To be clear, this means that the expected return on the defensive portion of your portfolio is arguably the lowest it has ever been. This has left many investors wondering what role bonds should play in a diversified portfolio. Should bonds remain in the mix? Or is there a better way?
These are natural questions for investors to ask. Afterall, most of us have a significant portion of our portfolios invested in cash-linked investments like bonds and credit.
Unfortunately, there are no easy answers. Whilst the expected returns are very low, the alternative – allocating all our capital to the growth or ‘risky’ part of their portfolio, really isn’t a sensible option. It is simply more risk than we need or can practically tolerate.
The secret to finding solace in the face of this challenging dynamic is to understand the role each component part of your portfolio plays in the working whole. That is, to take a top -down, rather than bottom-up perspective.
Let us explain….
Many investors make the mistake of assessing each investment within their portfolio. This approach involves building a portfolio from the bottom-up, considering the expected return and expected risk of each potential investment in isolation. If the expected return/risk metrics measure up, then investment is included in the portfolio.

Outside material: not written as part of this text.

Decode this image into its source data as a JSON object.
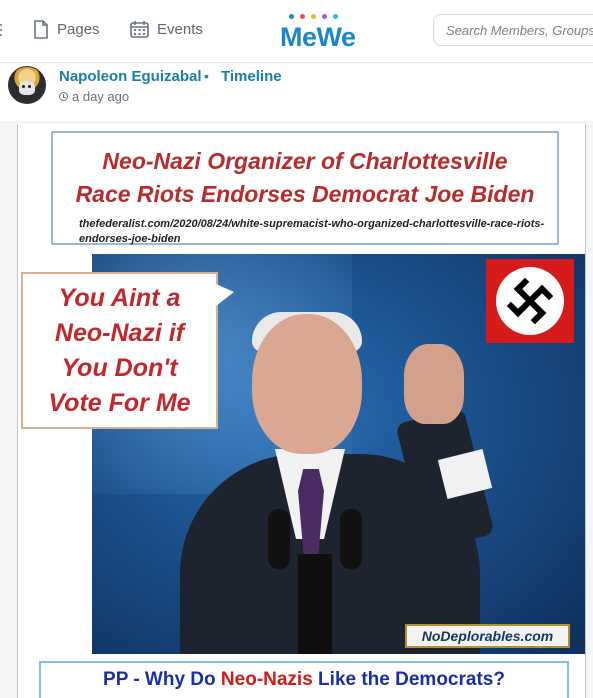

Whilst this approach may appear prudent on the surface, the problem is that you can end up with a group of investments that all move in-sync, offering little protection if the drivers of return for that group of investments turns sour.
There is simply nothing worse than having every investment in your portfolio turning down at the same time. This phenomenon leaves investors with no good choices. Either ride the wave down, or sell investments when they are down.

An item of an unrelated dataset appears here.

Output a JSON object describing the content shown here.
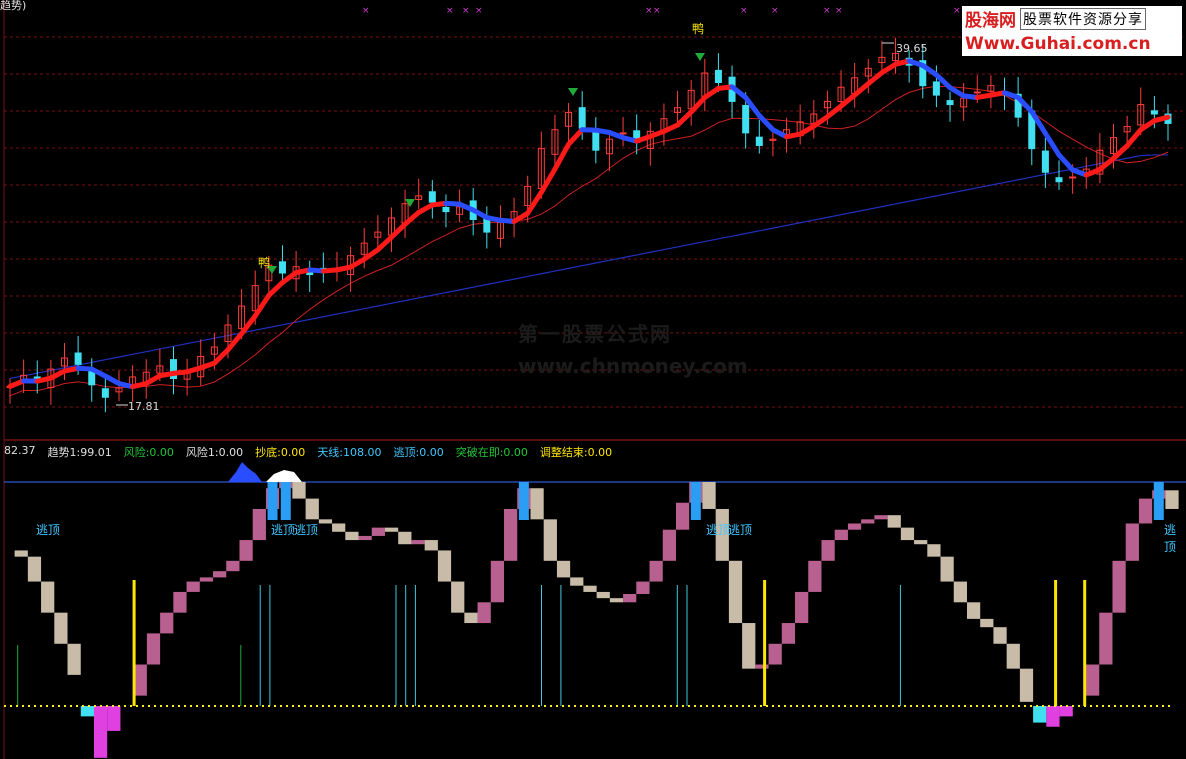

A better way to build a portfolio is from the top-down. This involves, considering the role each component part plays in the working whole. Further, it involves carefully considering the correlation between component investments.
Investments that have low correlation provide much more diversification benefit than those that are closely correlated. Or put another way, the objective here is to ensure that all your investments are all behaving differently, rather than singing in concert.
A top-down approach involves accepting that the returns from the various component parts will not all be good all the time. Bonds will not always show good returns, and neither will equities, but that is ok, so long as they both show good returns over the full cycle.
When building a diversified portfolio, the most useful interplay (or correlation relationship) is that which exists between bonds and equities. It is one of the very few relationships that consistently shows negative correlation at the times when you need it most (when equities are crashing). See the chart below.
Despite the low expected returns from bonds and cash, the expected real return (taking account for inflation) for a 60/40 portfolio may not be much lower right now than it normally is. History shows that often when returns from the defensive parts of the portfolio are lower than long term trend, the returns from the growth parts of the portfolio are higher than long term trend. And there is good economic basis for this – growth assets often deliver higher than average returns during the period when interest rates are low (as the valuation of future cashflows increases when the discount rate is lower). We’re seeing this effect at present with returns for Growth Assets (such as Australian Shares) for the financial year to March (18%) almost double that of the long-term average annual return (10%), resulting in the 60/40 portfolio return (11%) also being higher than its long-term annual average (9%).